‘The Dark Tower’ Review: Big Screen Adaptation of Stephen King’s Gunslinger Epic Misfires

The attempt to launch a franchise is ultimately a poorly edited, truncated mess

The Dark Tower

Stephen King has described his multi-book series “The Dark Tower” as his magnum opus, an attempt to create a world and a mythology much like “The Lord of the Rings.” This complex epic includes eight main novels that tie back to several other books by King, and the attempt to make an initial feature film out of all this unwieldy material was clearly going to be difficult. The film as it stands was definitely not able to surmount this difficulty.

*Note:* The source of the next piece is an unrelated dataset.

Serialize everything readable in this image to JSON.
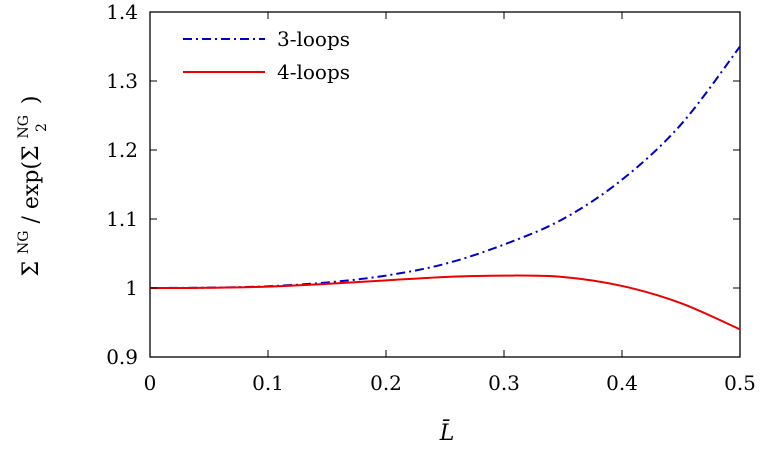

The film begins with a title card explaining that a dark tower stands at the center of the universe, or something along those lines, and that the mind of a child could bring it down. “The Dark Tower” does suggest that the mind of a child was at work here, but not in the wonder-like Steven Spielberg sense that might have been intended. The 95-minute culmination of years-long efforts to bring “The Dark Tower” to the big screen is a complete disaster, a limp, barely coherent shell of a movie.

The unfortunate thing is that the basic material of “The Dark Tower” as presented here is promising. If it had been directed by Spielberg or one of Spielberg’s supposed heirs like JJ Abrams, perhaps it might have worked out. But Abrams, who was the first director attached to the film, left in 2009. His replacement, Ron Howard, abandoned ship in 2015. The job finally fell to Danish director Nikolaj Arcel (“A Royal Affair”). But Arcel has no control or touch at all here.

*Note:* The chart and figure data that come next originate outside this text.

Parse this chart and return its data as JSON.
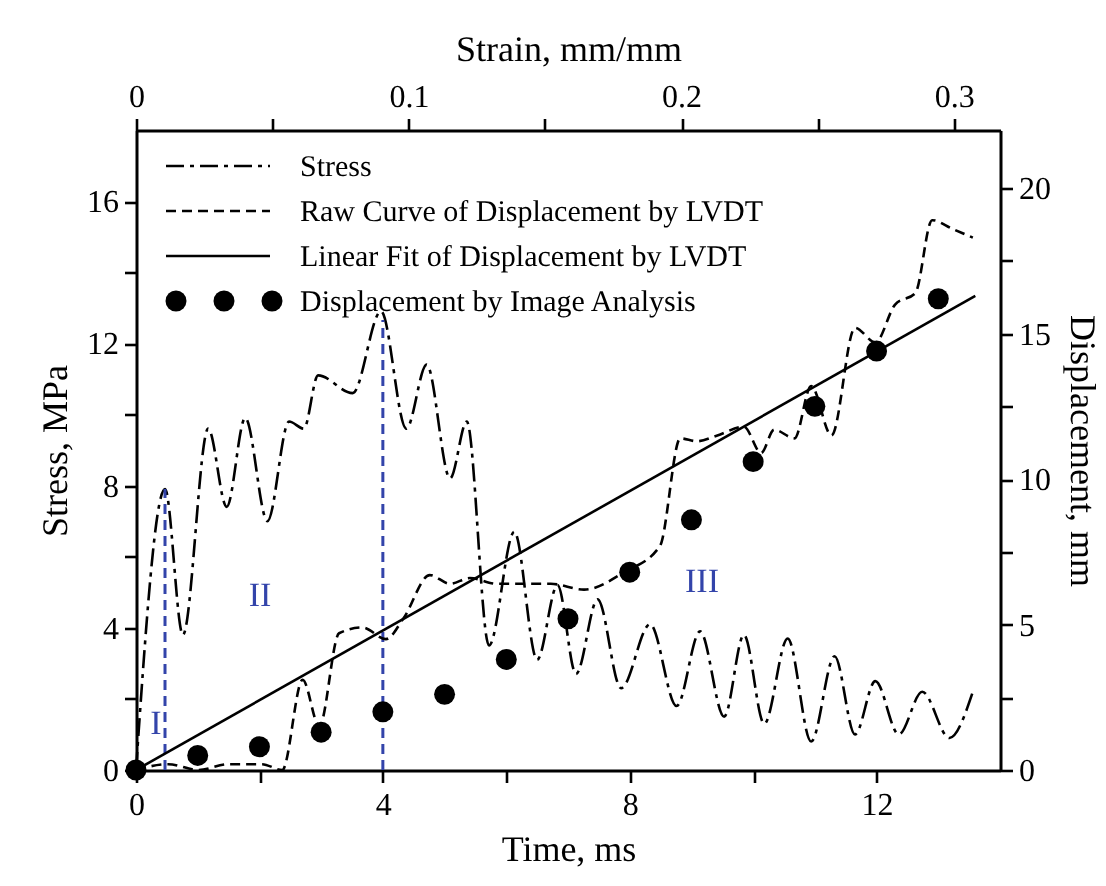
{
  "chart_data": {
    "type": "line",
    "xlabel": "Time, ms",
    "ylabel": "Stress, MPa",
    "y2label": "Displacement, mm",
    "x2label": "Strain, mm/mm",
    "xlim": [
      0,
      14
    ],
    "xticks": [
      0,
      {
        "value": 2,
        "label": null
      },
      4,
      {
        "value": 6,
        "label": null
      },
      8,
      {
        "value": 10,
        "label": null
      },
      12
    ],
    "ylim": [
      0,
      18
    ],
    "yticks": [
      0,
      {
        "value": 2,
        "label": null
      },
      4,
      {
        "value": 6,
        "label": null
      },
      8,
      {
        "value": 10,
        "label": null
      },
      12,
      {
        "value": 14,
        "label": null
      },
      16
    ],
    "y2lim": [
      0,
      22
    ],
    "y2ticks": [
      0,
      {
        "value": 2.5,
        "label": null
      },
      5,
      {
        "value": 7.5,
        "label": null
      },
      10,
      {
        "value": 12.5,
        "label": null
      },
      15,
      {
        "value": 17.5,
        "label": null
      },
      20
    ],
    "x2lim": [
      0,
      0.317
    ],
    "x2ticks": [
      0,
      {
        "value": 0.05,
        "label": null
      },
      0.1,
      {
        "value": 0.15,
        "label": null
      },
      0.2,
      {
        "value": 0.25,
        "label": null
      },
      0.3
    ],
    "grid": false,
    "legend": "top left",
    "series": [
      {
        "name": "Stress",
        "line_style": "dashdot",
        "color": "#000000",
        "x": [
          0,
          0.47,
          0.76,
          1.17,
          1.47,
          1.77,
          2.13,
          2.48,
          2.72,
          2.95,
          3.51,
          3.97,
          4.38,
          4.71,
          5.09,
          5.36,
          5.72,
          6.13,
          6.5,
          6.83,
          7.13,
          7.48,
          7.86,
          8.33,
          8.76,
          9.14,
          9.53,
          9.85,
          10.18,
          10.56,
          10.94,
          11.32,
          11.65,
          11.98,
          12.36,
          12.74,
          13.18,
          13.56
        ],
        "values": [
          0,
          7.9,
          3.8,
          9.6,
          7.4,
          9.9,
          7.0,
          9.8,
          9.6,
          11.1,
          10.6,
          12.9,
          9.6,
          11.4,
          8.2,
          9.8,
          3.5,
          6.7,
          3.1,
          5.2,
          2.7,
          4.8,
          2.3,
          4.1,
          1.8,
          3.9,
          1.5,
          3.8,
          1.3,
          3.7,
          0.8,
          3.2,
          1.0,
          2.5,
          1.0,
          2.2,
          0.9,
          2.2
        ]
      },
      {
        "name": "Raw Curve of Displacement by LVDT",
        "line_style": "dashed",
        "axis": "y2",
        "color": "#000000",
        "x": [
          0,
          0.52,
          1.01,
          1.5,
          2.04,
          2.37,
          2.7,
          2.97,
          3.29,
          3.67,
          4.05,
          4.33,
          4.76,
          5.09,
          5.41,
          5.85,
          6.72,
          7.26,
          7.91,
          8.49,
          8.82,
          9.09,
          9.42,
          9.85,
          10.13,
          10.34,
          10.67,
          10.94,
          11.27,
          11.65,
          11.98,
          12.3,
          12.63,
          12.9,
          13.23,
          13.56
        ],
        "values": [
          0,
          0.2,
          0,
          0.2,
          0.2,
          0,
          3.1,
          1.5,
          4.7,
          4.9,
          4.5,
          5.2,
          6.7,
          6.4,
          6.6,
          6.4,
          6.4,
          6.2,
          6.8,
          7.7,
          11.4,
          11.3,
          11.5,
          11.8,
          10.9,
          11.7,
          11.4,
          13.2,
          11.5,
          15.2,
          14.7,
          16.0,
          16.4,
          18.9,
          18.6,
          18.3
        ]
      },
      {
        "name": "Linear Fit of Displacement by LVDT",
        "line_style": "solid",
        "axis": "y2",
        "color": "#000000",
        "x": [
          0,
          13.6
        ],
        "values": [
          0,
          16.3
        ]
      },
      {
        "name": "Displacement by Image Analysis",
        "type": "scatter",
        "marker": "circle",
        "axis": "y2",
        "color": "#000000",
        "x": [
          0,
          1,
          2,
          3,
          4,
          5,
          6,
          7,
          8,
          9,
          10,
          11,
          12,
          13
        ],
        "values": [
          0,
          0.5,
          0.8,
          1.3,
          2.0,
          2.6,
          3.8,
          5.2,
          6.8,
          8.6,
          10.6,
          12.5,
          14.4,
          16.2
        ]
      }
    ],
    "ref_lines": [
      {
        "axis": "x",
        "value": 0.47,
        "label": null,
        "color": "#3344aa",
        "line_style": "dashed"
      },
      {
        "axis": "x",
        "value": 4,
        "label": null,
        "color": "#3344aa",
        "line_style": "dashed"
      }
    ],
    "annotations": [
      "I",
      "II",
      "III"
    ]
  }
}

Following the explanatory title that opens the story, there is a brief sequence involving children and Matthew McConaughey’s villainous Man in Black that is marked by confusion and sheer awkwardness (the editing feels particularly ungainly here, as if parts of something else that had been shot got pasted quickly together). Then we go to modern-day Manhattan, where young Jake (Tom Taylor) is grieving the loss of his fire captain father and dealing with a passive mother and an uncaring stepfather. He keeps dreaming about a tower, and he sees both the Man in Black and The Gunslinger (Idris Elba), who is meant to be the hero of the story.

Jake’s predicament has a potent element of childhood Oedipal fantasy to it, but his specialness within the world of the plot gets ludicrously overdone. He’s revealed as a psychic who has a special “shine,” (referencing another famous King work), and even McConaughey’s luridly mean Man in Black is impressed and intimidated by him, but all this does is add to the feeling that there is really nothing at stake here. If the tower falls, monsters come from space to kill us, or something like that (it gets very vague at times).

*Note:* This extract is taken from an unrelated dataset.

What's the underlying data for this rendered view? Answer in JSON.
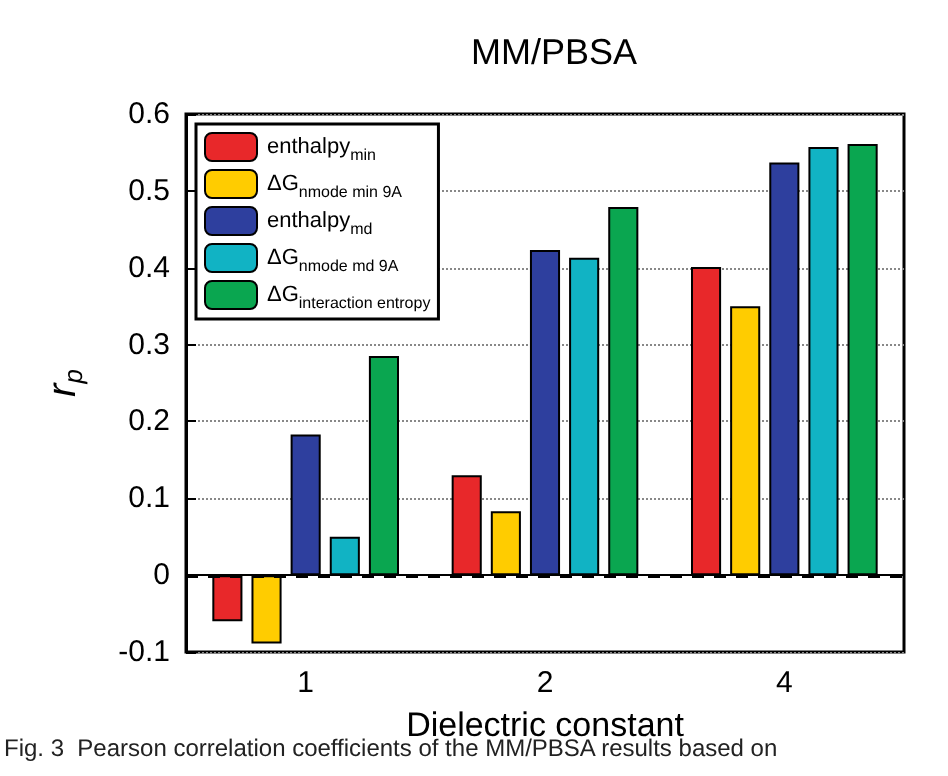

As The Gunslinger, a man who takes himself very seriously, Elba is stuck with choppy action sequences that also seem like they were badly cut and pasted together, and when the character reaches Manhattan he has to carry some very clichéd “fish out of water” scenes. The very brief bits we see of Dennis Haysbert, who plays the father of The Gunslinger, suggest that Haysbert probably had a more substantial part originally.

“The Dark Tower” is mainly noteworthy for McConaughey’s enjoyably bad performance as a force of evil who can set things on fire with his hands, order people to stop breathing, and grab bullets as they fly through the air. As McConaughey swans through scene after ridiculous scene, it’s almost as if he is deliberately aiming for a Razzie Award to go with his Oscar. Imagine RuPaul playing Clint Eastwood and you will get an idea of the mixed messages of his work here, which suggests both fatigue and a brand of steely camp that is entirely his own.

Worst of all here are the scenes where The Gunslinger teaches Jake how to shoot guns and his fetishizing of guns in general. The Gunslinger keeps telling Jake that he must kill with his heart and not his gun, but that dubious distinction gets totally lost in what is finally an incomprehensible pile of junk that has no claim to the epic reach that King might have been going for.

Most of the scenes in “The Dark Tower” feel like a desperate compromise of some kind, and often there seem to be scenes missing that would simply get us from one point to another. With fantasy material like this, we need to be made to believe in the inventions and the conceits, and we cannot do that if they are shot and staged in such a truncated and perfunctory way.